In the Sami religion, one believes that animals and plants, and even stones have a soul. Here was religious democracy of the highest kind, I wrote in my journal. We went to an interesting place for a taste of Sami culture where we experienced a Sami ceremony. During this ceremony (which was tailored for tourist amusement), they painted our nose tips black, made us drink reindeer milk, and mumbled something in the local language of which we could not understand one word. But then this happens in some other traditional religions also.
The ceremony was conducted by a tall young man wearing a colorfully embroidered costume with a fancy cap to match. It did not occur to anyone that the show was a politically incorrect trivialization of an ancient Sami ritual which had lost bits sanctity to the Christianized descendants of the ancient Sami people. But that is how cultural sensitivities change with time. Religions erase what was sacred to their predecessor-religion.
We stopped at the Santa Claus Village, through which the Arctic Circle passes. We were given a certificate that we had crossed it. But it was the wrong season (late July). So there was neither the white-bearded old man in a red coat with broad and white cuffs, nor the tiny team of toy-makers, let alone snow and sleighs.
We saw sunset after 11 p.m. and sunrise before 3 a.m. It was an experience of the well-known fact that noon and midnight are very much functions of season and latitude. Like languages and cultures, even nature’s aspects differ from place to place on the planet.
Another unusual venture in Tankavaara was panning for gold. It was nice to see eager tourists sitting on stone seats on the muddy water, fishing for grains of gold which many actually found. Nearby was a bronze statue of a man with a hat and huge shoes, in the posture of panning for gold.
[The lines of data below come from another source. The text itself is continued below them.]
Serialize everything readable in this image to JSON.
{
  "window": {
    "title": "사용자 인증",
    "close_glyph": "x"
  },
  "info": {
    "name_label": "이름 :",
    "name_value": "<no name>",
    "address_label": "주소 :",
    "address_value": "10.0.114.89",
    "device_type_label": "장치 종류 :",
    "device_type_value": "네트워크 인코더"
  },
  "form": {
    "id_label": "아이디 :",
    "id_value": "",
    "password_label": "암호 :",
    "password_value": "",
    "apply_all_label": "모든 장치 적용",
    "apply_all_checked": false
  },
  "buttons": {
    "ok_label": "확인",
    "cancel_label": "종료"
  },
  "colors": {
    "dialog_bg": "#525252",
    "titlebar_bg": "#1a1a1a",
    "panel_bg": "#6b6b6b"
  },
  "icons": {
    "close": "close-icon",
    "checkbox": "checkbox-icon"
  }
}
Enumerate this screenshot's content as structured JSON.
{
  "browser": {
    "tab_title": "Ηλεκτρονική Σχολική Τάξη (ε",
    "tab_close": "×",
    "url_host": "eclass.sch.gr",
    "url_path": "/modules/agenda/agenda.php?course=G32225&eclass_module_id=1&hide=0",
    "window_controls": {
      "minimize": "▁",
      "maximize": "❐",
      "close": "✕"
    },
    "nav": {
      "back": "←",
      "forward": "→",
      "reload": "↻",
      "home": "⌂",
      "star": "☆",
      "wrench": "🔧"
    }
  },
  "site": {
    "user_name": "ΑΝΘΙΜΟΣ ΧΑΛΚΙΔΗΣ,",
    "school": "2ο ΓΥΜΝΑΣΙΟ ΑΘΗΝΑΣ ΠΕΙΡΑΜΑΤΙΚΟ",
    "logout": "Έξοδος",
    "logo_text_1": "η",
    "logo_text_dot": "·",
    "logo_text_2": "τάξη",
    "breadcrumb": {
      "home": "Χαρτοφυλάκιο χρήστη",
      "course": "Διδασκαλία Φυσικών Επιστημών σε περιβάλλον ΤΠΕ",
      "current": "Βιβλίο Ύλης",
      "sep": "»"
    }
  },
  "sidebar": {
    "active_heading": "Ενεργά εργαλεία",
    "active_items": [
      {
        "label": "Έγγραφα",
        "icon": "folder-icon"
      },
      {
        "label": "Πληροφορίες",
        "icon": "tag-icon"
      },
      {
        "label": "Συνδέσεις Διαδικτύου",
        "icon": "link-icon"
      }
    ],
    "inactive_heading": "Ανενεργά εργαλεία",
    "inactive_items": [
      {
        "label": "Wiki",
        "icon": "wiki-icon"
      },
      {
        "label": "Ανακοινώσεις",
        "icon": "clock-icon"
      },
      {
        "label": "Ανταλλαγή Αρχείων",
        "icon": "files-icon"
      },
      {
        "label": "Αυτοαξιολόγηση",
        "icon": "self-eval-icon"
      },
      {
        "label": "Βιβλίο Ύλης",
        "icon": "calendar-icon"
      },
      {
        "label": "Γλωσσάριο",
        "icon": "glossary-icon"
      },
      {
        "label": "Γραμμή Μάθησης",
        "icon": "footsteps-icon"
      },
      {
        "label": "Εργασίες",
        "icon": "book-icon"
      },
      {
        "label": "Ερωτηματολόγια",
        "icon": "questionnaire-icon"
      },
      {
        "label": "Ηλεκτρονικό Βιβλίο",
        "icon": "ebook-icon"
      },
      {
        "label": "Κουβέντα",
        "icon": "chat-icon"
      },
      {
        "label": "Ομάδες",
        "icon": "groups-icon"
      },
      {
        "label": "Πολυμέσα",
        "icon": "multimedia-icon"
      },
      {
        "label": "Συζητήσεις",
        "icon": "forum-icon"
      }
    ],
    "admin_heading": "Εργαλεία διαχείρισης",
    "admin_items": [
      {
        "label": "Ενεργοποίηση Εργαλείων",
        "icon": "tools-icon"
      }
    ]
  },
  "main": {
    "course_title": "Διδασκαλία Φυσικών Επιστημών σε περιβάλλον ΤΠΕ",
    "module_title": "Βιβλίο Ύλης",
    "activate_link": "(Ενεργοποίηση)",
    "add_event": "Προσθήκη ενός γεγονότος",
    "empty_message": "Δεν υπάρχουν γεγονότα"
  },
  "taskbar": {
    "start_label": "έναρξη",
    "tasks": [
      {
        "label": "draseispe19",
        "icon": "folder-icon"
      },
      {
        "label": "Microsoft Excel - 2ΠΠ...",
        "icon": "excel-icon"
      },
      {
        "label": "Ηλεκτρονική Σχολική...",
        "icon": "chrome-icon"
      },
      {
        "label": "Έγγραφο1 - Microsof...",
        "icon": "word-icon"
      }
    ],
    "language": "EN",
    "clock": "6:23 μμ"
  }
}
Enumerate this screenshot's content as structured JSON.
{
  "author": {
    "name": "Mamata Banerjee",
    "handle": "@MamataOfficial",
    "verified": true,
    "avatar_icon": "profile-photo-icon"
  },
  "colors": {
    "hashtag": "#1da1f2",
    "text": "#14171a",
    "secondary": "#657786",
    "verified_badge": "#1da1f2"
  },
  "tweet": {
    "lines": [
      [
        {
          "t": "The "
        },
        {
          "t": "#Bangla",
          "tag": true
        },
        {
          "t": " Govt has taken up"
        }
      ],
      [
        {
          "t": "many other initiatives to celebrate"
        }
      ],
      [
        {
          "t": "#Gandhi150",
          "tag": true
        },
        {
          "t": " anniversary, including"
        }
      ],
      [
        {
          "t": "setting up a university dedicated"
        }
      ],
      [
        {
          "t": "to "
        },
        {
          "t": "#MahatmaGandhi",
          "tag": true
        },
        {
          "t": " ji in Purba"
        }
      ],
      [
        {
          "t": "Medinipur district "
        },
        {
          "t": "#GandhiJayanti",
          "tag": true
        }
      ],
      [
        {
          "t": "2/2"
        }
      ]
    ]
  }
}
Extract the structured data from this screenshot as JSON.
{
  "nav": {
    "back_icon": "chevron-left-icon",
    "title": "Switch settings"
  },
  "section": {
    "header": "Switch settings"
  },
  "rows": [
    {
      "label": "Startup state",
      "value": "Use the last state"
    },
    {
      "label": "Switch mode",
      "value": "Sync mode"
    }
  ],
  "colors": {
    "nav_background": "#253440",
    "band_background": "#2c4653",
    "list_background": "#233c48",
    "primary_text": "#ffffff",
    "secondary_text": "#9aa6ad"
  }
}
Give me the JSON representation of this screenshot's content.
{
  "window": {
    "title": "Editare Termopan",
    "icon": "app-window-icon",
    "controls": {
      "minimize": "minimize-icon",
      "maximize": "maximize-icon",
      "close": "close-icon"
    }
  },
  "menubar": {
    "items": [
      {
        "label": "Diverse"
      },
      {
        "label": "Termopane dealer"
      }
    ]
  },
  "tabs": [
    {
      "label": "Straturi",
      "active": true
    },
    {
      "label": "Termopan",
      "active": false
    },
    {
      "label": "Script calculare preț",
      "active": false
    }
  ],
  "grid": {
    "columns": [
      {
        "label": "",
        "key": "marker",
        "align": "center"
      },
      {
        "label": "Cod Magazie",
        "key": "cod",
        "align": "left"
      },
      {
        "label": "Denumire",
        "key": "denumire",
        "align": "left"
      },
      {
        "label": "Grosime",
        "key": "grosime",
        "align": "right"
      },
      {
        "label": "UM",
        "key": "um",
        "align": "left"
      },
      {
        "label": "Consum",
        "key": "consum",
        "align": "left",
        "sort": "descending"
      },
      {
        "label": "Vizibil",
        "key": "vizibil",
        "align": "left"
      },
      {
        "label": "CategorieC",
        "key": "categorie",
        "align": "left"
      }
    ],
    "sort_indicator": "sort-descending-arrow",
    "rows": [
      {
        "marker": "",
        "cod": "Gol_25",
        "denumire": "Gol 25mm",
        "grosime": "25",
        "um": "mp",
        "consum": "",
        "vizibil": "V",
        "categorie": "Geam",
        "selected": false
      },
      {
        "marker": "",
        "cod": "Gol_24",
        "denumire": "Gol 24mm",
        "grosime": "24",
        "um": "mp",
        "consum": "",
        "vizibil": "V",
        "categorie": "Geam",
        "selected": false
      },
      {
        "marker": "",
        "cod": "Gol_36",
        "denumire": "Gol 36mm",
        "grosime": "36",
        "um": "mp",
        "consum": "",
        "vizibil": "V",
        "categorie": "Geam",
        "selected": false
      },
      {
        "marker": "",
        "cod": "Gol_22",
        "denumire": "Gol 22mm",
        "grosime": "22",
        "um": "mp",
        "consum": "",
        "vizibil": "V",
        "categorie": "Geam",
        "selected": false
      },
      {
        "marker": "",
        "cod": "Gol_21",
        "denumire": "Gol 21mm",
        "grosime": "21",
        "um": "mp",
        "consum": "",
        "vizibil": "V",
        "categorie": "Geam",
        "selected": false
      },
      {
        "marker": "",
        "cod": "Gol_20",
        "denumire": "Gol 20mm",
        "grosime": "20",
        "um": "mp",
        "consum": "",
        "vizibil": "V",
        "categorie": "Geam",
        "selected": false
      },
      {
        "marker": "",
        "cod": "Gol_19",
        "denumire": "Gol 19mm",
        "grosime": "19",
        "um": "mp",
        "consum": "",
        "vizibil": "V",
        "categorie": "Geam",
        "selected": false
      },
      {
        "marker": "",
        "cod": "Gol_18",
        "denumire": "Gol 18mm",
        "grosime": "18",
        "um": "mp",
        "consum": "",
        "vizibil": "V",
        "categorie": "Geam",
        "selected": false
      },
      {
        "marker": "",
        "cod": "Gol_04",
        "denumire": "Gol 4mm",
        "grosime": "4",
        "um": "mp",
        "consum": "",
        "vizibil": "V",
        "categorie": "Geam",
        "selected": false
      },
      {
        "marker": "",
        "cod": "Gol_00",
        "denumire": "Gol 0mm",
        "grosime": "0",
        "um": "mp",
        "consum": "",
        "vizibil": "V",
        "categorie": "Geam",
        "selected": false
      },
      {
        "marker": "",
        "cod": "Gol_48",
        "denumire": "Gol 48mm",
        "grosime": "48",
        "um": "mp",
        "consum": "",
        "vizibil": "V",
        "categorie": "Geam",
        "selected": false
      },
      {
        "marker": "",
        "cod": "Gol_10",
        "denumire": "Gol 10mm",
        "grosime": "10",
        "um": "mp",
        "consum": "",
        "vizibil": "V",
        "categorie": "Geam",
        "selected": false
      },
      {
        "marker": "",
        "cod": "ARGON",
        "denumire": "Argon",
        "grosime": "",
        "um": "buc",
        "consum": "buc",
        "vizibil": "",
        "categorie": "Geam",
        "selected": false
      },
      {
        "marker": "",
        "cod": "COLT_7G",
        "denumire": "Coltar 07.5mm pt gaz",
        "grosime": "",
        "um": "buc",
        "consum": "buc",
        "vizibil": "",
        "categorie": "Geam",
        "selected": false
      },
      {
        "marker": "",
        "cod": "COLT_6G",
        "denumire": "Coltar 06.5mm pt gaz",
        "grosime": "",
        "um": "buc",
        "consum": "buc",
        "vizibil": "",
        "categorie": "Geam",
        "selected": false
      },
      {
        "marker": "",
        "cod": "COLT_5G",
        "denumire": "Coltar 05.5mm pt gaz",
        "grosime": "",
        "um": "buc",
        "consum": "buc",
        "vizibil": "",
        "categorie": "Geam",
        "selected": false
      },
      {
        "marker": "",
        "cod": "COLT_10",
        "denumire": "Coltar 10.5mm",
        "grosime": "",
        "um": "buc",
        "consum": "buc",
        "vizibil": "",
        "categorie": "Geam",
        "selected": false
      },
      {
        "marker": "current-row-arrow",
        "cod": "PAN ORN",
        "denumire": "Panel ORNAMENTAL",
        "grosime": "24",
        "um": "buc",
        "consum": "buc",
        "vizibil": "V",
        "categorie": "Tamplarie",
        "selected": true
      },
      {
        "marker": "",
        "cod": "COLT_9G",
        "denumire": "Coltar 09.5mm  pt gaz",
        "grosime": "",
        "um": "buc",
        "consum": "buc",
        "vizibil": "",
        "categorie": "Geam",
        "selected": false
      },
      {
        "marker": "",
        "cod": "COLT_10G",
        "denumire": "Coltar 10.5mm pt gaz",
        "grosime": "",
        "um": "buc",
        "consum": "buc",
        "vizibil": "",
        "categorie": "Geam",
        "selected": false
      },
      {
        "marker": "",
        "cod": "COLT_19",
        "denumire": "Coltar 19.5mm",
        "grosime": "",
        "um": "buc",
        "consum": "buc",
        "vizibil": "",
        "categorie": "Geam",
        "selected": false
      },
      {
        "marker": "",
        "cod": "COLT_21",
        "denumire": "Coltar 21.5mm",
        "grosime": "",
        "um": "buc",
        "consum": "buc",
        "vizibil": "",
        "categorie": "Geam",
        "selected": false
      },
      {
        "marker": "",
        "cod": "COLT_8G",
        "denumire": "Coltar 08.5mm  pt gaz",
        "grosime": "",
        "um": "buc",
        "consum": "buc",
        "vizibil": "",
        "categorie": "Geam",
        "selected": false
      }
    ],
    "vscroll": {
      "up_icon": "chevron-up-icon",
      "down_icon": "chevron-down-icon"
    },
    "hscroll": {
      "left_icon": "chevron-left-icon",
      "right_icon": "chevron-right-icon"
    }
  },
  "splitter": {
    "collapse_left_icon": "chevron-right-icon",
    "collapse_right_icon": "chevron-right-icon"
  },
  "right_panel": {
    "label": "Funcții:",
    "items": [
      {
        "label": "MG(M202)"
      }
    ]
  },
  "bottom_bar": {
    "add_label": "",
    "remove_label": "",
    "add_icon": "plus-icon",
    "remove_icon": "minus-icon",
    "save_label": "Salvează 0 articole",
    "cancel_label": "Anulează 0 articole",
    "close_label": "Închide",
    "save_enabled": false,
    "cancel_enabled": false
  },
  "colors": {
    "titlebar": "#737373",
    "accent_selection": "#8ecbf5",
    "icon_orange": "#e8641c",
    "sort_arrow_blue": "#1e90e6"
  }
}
A local Lapp who was working as a tour-guide asked me why I wasn’t going to collect some gold. We got to talking. This young man, whose name was Somby, had spent a summer in Paris, and spoke French and Finnish. He said that the Sami people – no matter where they lived – had a flag which had been inaugurated less than a decade earlier, in 198. He mentioned the Sami poet Anders Fjellner who described his people as paiven parneh: Sons of the Sun (Súrya-putras, one would say in Sanskrit)
I told him I had never been to a tundra before and how much I admired the natural beauty of Lapland. He said, somewhat sadly, that Finland was losing trees at an alarming rate. This was the first time I heard about deforestation from someone whose country was a major victim of that eco-epidemic. There was something calm and calming in the way the young man spoke in that land that seemed far away from the hustle and bustle of the overcrowded cities. There was pristine simplicity in the faces of the people. Though Somby spoke with some ethnic pride, even in endearing tones about the reindeer, he did not display any nationalism. I wrote down in my journal that “the trend in history is to make nations and people more similar than distinct.” When I wrote that in 1994, I did not know that in the 21st century, ethnic pride and nationalist paranoia would pop up with vengeance.